Los visigodos eran un pueblo guerrero acostumbrado a la lucha y la muerte. Solo hay que echar un vistazo a las biografías de sus regentes para darse cuenta. De los 35 reyes godos que rigieron las tierras españolas la mitad acabó “cayéndose sobre una espada”. La otra mitad consiguió que dicha enfermedad acaeciese a sus detractores, contendientes, familiares y amigos. Para contar todas las sangrientas luchas de poder y líos de faldas que se sucedieron en cuatro siglos habríamos necesitado al George R. R. Martin que nunca tuvimos. Esas historias sí que darían para hacer temporadas de Juego de Tronos.

Los elegidos, por si algún curioso quiere darle un vistazo a la vieja lista de los reyes godos, y porque el saber no ocupa lugar, fueron: Ataúlfo, Sigerico, Walia, Teodorico I, Turismundo, Teodorico II, Eurico, Alarico II, Gesaleico, Teodorico III, Amalarico, Teudis, Teudiselo, Ágila, Atanagildo, Liuva I, Leovigildo, Recaredo, Liuva II, Witerico, Gundermaro, Sisebuto, Recaredo II, Suintila, Sisenando, Khintila, Tulga, Chindasvinto, Recesvinto, Wamba, Ervigio, Égica, Witiza, Ágila II y Rodrigo.

Esta lista de reyes la tuvieron que memorizar en su tiempo algunas generaciones de estudiantes en España durante el franquismo. Probablemente se hiciera en algunos centros, pero el mito fraguó cuando algunos pedagogos progresistas utilizaron este ejemplo como una crítica a la pedagogía tradicional que reducía los contenidos de la asignatura de Historia a la enumeración de nombres, datos y fechas, es decir, a un mero ejercicio memorístico y todo ello sin razonar. Porque se puso de moda eso de que las cosas no había que memorizarlas, sino razonarlas. Y algo de razón tenían, pero no toda.

El rey Don Rodrigo arengando a sus tropas en la batalla de Guadalete. Pintado por Bernardo Blanco.

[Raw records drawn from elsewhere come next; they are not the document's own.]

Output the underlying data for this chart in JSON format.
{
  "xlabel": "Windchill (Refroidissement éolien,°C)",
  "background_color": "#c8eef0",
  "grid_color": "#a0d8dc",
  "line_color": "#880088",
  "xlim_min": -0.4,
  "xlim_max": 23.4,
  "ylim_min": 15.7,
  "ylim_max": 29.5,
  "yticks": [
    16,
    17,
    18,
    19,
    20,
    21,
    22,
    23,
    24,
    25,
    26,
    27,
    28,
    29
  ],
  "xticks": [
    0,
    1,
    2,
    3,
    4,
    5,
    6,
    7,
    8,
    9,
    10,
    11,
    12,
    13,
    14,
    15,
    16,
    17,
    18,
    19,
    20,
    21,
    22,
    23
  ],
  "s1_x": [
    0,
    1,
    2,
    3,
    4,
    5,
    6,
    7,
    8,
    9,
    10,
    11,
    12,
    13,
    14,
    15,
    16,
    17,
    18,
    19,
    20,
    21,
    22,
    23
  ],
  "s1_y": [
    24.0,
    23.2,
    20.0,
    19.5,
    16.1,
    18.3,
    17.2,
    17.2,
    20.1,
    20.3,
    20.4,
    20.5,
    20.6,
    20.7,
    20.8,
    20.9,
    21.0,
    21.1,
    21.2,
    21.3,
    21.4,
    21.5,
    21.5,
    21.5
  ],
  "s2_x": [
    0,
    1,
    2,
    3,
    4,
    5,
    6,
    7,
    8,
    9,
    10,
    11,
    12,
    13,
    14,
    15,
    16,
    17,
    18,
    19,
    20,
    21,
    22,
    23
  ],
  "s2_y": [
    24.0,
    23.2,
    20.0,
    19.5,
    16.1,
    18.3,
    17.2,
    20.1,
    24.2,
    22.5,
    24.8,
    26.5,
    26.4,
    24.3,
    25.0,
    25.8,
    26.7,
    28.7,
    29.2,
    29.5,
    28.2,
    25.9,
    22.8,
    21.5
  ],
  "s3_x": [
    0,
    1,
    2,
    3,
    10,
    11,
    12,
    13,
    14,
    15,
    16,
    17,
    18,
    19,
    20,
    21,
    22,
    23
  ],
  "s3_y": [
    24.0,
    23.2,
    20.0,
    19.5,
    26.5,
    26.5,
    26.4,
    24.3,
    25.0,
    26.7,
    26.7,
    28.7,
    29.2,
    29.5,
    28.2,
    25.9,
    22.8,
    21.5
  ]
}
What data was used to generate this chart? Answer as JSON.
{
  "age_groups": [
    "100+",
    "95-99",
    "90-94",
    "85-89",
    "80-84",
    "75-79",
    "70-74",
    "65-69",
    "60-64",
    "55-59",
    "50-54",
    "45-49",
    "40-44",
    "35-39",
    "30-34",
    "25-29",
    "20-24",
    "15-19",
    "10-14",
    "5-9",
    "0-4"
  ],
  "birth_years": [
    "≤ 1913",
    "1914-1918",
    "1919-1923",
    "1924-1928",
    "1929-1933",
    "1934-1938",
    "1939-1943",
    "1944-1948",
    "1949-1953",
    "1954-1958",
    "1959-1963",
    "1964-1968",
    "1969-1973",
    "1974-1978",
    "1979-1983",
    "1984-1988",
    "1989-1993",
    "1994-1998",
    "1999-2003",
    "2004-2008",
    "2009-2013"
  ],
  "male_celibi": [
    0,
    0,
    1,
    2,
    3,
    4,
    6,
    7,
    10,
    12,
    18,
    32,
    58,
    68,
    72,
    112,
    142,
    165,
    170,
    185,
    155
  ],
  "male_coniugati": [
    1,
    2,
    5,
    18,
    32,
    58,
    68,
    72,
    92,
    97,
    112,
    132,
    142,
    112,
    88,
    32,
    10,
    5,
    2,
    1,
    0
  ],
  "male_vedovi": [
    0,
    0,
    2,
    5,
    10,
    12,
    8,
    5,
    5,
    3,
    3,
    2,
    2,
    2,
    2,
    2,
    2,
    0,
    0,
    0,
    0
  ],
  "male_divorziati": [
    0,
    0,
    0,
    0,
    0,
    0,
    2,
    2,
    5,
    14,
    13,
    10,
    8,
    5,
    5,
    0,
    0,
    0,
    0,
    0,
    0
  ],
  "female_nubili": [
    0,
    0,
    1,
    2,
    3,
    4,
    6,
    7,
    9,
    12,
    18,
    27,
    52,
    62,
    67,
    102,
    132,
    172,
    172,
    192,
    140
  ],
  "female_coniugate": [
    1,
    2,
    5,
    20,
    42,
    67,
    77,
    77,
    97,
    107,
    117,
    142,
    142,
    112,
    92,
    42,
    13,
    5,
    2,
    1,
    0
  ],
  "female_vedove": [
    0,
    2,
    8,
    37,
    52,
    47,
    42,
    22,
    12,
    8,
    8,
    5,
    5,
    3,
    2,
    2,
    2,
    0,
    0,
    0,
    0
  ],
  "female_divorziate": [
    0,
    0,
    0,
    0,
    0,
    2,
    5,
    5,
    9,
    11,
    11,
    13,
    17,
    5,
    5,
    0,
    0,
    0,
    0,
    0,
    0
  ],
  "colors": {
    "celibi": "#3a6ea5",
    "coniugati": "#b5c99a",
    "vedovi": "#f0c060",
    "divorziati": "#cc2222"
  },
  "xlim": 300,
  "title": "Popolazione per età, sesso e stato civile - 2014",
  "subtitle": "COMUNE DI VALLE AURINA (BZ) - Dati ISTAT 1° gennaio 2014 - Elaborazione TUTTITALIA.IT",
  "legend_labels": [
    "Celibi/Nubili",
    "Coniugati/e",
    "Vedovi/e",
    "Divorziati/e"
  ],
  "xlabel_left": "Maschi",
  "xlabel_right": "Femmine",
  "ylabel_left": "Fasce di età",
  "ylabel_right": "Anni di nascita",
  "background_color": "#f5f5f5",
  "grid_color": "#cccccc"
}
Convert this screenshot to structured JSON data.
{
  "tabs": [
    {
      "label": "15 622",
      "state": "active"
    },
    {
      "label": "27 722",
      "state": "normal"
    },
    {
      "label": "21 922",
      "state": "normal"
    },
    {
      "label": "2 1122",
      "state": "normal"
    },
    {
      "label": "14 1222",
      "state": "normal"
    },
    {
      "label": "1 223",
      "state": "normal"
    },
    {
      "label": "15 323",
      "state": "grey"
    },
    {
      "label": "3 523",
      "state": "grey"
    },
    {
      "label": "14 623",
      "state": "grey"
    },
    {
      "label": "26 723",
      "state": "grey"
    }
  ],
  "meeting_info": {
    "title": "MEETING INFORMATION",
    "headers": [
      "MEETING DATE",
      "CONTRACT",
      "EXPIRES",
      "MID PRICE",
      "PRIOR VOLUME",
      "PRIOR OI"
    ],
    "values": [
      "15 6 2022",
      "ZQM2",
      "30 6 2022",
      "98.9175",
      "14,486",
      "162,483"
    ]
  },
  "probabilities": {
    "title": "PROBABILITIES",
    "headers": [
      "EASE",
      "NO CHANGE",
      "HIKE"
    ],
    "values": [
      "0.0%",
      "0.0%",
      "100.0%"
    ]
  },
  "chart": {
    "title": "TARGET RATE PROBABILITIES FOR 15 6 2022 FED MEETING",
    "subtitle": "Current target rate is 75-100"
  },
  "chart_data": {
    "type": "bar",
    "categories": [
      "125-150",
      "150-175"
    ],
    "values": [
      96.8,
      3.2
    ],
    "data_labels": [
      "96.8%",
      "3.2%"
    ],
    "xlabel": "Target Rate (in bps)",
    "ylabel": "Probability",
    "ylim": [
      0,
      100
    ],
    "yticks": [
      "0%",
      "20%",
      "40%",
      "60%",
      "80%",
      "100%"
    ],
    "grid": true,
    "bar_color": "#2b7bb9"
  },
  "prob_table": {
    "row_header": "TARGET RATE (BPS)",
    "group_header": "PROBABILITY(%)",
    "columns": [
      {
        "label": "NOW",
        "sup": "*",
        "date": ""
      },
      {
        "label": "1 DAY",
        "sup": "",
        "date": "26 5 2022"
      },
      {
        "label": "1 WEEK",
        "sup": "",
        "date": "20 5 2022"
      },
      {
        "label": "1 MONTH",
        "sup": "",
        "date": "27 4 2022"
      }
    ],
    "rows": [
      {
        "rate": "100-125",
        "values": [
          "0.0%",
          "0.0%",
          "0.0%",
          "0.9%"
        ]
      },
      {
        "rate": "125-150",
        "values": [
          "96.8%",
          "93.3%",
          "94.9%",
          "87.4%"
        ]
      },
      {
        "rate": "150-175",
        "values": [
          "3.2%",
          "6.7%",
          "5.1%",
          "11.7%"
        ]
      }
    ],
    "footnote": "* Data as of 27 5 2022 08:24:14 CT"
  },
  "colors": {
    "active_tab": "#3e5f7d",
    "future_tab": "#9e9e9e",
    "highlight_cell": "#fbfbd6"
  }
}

Que la monarquía visigoda fuera electiva no ayudaba mucho a la paz. El rey tenía que ser de estirpe goda pero como eran los ricos, los nobles y los obispos los que elegían al sucesor ya se cuidaban ellos mismos de que el siguiente estuviera bastante emparentado en sangre. Aunque los reyes muchas veces conseguían dejar en el trono a sus descendientes a base de comprar o hacer desaparecer nobles, otras tantas las guerras civiles y la lucha fratricida estaban servidas.

Sería una de esas guerras fratricidas la que provocaría que los visigodos perdieran todas sus prebendas, tierras y privilegios. En el 710, había muerto el rey Witiza, el penúltimo rey godo, a una edad temprana y de manera violenta. Sus familiares y amigos, que no tenían muchas ganas de dejar el poder, intentaron perpetuarse haciendo recaer la corona en un familiar del monarca, en un joven llamado Agila. No lo consiguieron. En el otro bando, otros nobles que estaban hartos de no poder medrar, impusieron a su propio rey, el noble Don Rodrigo. El nuevo monarca no fue aceptado por todos. Los descendientes de Witiza, el antiguo soberano del reino, deseaban heredar la corona. Además habían sido desterrados al norte de África por el rey tras el asesinato de su padre. Querían venganza y trataron de buscar aliados. En África habían oído historias de un gran poder bárbaro emergente que conquistaba a sangre y fuego, primero en vida de su líder y más tarde con sus sucesores, que eran una piña. Habían conseguido unir a todas las tribus de Arabia y del norte de África, y ya empezaban a amenazar
al Imperio Bizantino. Lo cierto es que, los agilanos, deseosos de volver
a disfrutar de sus viejos sillones, trabaron una alianza en las costas del
Rif, al otro lado del Estrecho. Un grito iba a cambiar para siempre nuestra
historia: “No hay más Dios que Alá y Mahoma es su profeta”. Sería el fin
de la Hispania visigoda.

El rey Don Rodrigo espiando desde los arbustos a Florinda la Cava bañándose. Pintado por Franz Xaver Winterhalter.